What’s In the Building Benchmark?
The resulting Buildings Benchmark encourages local governments to adopt modern building codes, create policies to allow for building above code, and to provide the human, technical, and financial resources necessary to support improving code compliance—an area that too often gets overlooked and leads to lower-performing and less efficient buildings.
This focus on code compliance aligns with the work that IMT has been leading through its development of the City Energy Project Code Compliance Assessment Methodology, as well as its research supported by the U.S. Department of Energy to conduct residential and commercial code compliance field studies that are identifying baseline practices and targeting areas and strategies for improving compliance.
The Buildings Benchmark consists of nine requirements, each with three steps that range from “essential,” to “enhanced,” to “exceptional.” Each requirement step is aimed at increasing the resilience of a community by helping to evaluate where it is, and the work that can be done to achieve the next step toward becoming “exceptional.”

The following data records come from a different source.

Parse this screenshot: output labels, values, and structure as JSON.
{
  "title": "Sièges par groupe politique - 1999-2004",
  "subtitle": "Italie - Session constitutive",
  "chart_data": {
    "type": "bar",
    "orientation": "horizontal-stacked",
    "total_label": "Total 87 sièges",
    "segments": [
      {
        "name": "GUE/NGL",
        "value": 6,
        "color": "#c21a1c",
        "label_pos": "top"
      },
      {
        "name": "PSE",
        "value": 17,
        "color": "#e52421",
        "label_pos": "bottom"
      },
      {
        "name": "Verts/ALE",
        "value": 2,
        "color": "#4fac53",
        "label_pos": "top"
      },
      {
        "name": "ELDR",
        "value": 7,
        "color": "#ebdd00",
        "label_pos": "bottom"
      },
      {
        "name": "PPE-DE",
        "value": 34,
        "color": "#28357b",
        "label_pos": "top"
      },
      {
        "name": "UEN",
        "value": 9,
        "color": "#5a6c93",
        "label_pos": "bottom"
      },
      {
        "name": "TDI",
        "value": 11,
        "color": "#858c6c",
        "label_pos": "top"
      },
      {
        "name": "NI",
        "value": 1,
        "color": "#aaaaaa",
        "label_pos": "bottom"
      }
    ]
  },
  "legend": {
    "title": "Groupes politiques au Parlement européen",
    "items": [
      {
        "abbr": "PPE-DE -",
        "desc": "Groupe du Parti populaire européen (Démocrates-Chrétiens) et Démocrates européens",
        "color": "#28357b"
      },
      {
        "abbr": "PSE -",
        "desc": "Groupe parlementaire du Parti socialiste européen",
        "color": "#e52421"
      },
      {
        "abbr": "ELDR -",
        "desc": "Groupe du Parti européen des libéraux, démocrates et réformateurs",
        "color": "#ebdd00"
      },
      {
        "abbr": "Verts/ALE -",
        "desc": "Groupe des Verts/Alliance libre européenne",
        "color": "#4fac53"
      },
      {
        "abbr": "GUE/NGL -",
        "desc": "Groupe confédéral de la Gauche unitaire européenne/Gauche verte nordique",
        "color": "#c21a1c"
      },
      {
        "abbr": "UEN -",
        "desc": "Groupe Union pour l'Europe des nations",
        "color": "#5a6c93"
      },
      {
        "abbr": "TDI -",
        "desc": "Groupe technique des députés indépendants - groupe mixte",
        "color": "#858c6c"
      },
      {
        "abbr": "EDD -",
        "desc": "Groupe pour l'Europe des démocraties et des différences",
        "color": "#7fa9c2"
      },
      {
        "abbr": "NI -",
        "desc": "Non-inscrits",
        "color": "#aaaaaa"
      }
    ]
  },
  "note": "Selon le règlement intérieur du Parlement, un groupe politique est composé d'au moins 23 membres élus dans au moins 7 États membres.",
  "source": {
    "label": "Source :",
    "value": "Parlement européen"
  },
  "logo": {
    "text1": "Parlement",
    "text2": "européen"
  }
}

For example, the “Mitigation and Design of Critical Facilities” moves a community from the essential step of identifying those facilities, to the exceptional step of having design standards for the construction of new facilities and upgrades completed on existing facilities that are critical to surviving disruptions.
The steps are meant to be accessible no matter where a community is while at the same time pushing them forward to achieve more. The requirements include the adoption, administration, and enforcement of building codes.
Financial Upside Also a Driver
A recent study released by the National Institute of Building Sciences (NIBS) shows that by adopting the most recent building codes, there is an impressive cost-benefit ratio ranging from $4—12 for every $1 invested towards hazard mitigation. These numbers demonstrate the large and increasing benefits to adopting modern building codes.
As IMT continues to drive improvements on building energy code compliance across the country in collaboration with cities, code officials, and building owners and operators, we are excited to join ICC, ANCR, and other leaders in scaling compatible resiliency solutions for our buildings and communities.